3.3 Question d’un éventuel risque fiscal lié à la rétrocession par une SCCV des tantièmes de terrain à l’OFS. Dans de nombreux montages, le promoteur doit donc acheter l’intégralité du terrain via une société civile de construction-vente pour procéder à la réunion foncière entre ses mains, avant de revendre des tantièmes à l’OFS qui lui confère un instant après les droits de BRS sur les mêmes tantièmes fonciers correspondant aux logements concernés. Certains s’interrogent donc sur le risque fiscal de cette cession à l’OFS par la SCCV, au motif que cette rétrocession ne serait pas conforme à son objet, tant juridique que fiscal, résultant des articles L. 211-1 du Code de la construction et de l’habitation et 239 ter du Code général des impôts.

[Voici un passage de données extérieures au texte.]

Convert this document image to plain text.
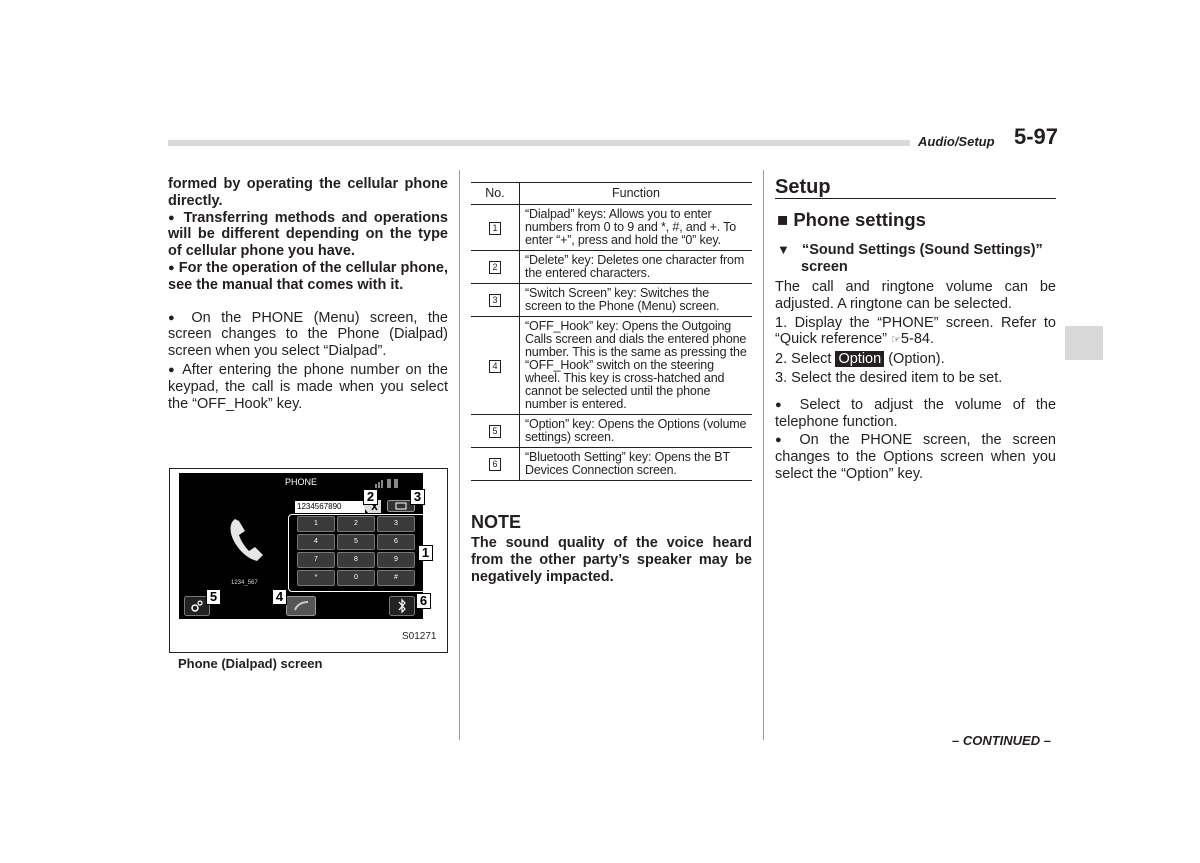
Audio/Setup 5-97

formed by operating the cellular phone directly.

● Transferring methods and operations will be different depending on the type of cellular phone you have.

● For the operation of the cellular phone, see the manual that comes with it.

● On the PHONE (Menu) screen, the screen changes to the Phone (Dialpad) screen when you select “Dialpad”.

● After entering the phone number on the keypad, the call is made when you select the “OFF_Hook” key.

PHONE
1234567890
1234_567
1	2	3
4	5	6
7	8	9
*	0	#
1
2	3
4
5	6
S01271
Phone (Dialpad) screen
No.	Function
1	“Dialpad” keys: Allows you to enter numbers from 0 to 9 and *, #, and +. To enter “+”, press and hold the “0” key.
2	“Delete” key: Deletes one character from the entered characters.
3	“Switch Screen” key: Switches the screen to the Phone (Menu) screen.
4	“OFF_Hook” key: Opens the Outgoing Calls screen and dials the entered phone number. This is the same as pressing the “OFF_Hook” switch on the steering wheel. This key is cross-hatched and cannot be selected until the phone number is entered.
5	“Option” key: Opens the Options (volume settings) screen.
6	“Bluetooth Setting” key: Opens the BT Devices Connection screen.
NOTE

The sound quality of the voice heard from the other party’s speaker may be negatively impacted.

Setup
■ Phone settings
▼ “Sound Settings (Sound Settings)” screen

The call and ringtone volume can be adjusted. A ringtone can be selected.

1. Display the “PHONE” screen. Refer to “Quick reference” ☞5-84.

2. Select Option (Option).

3. Select the desired item to be set.

● Select to adjust the volume of the telephone function.

● On the PHONE screen, the screen changes to the Options screen when you select the “Option” key.

– CONTINUED –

Notre avis est que de toute évidence, dès lors que l’OFS n’est pas en mesure d’acquérir ab initio sa part foncière, et bien que l’on ne respecte pas la lettre de ces textes sur l’objet d’une SCCV qui n’a pas été adaptée au BRS, la SCCV réalise bien son objet fiscal et social en procédant à cette revente, car c’est une condition indispensable pour exécuter son objet de construction-vente en présence de BRS. Un autre raisonnement consiste à expliquer que la « vente » visée dans l’objet de la SCCV est démembrée dans le cas du BRS entre la valeur foncière cédée à l’OFS et la valeur bâtie cédée aux termes des Clefa aux accédants.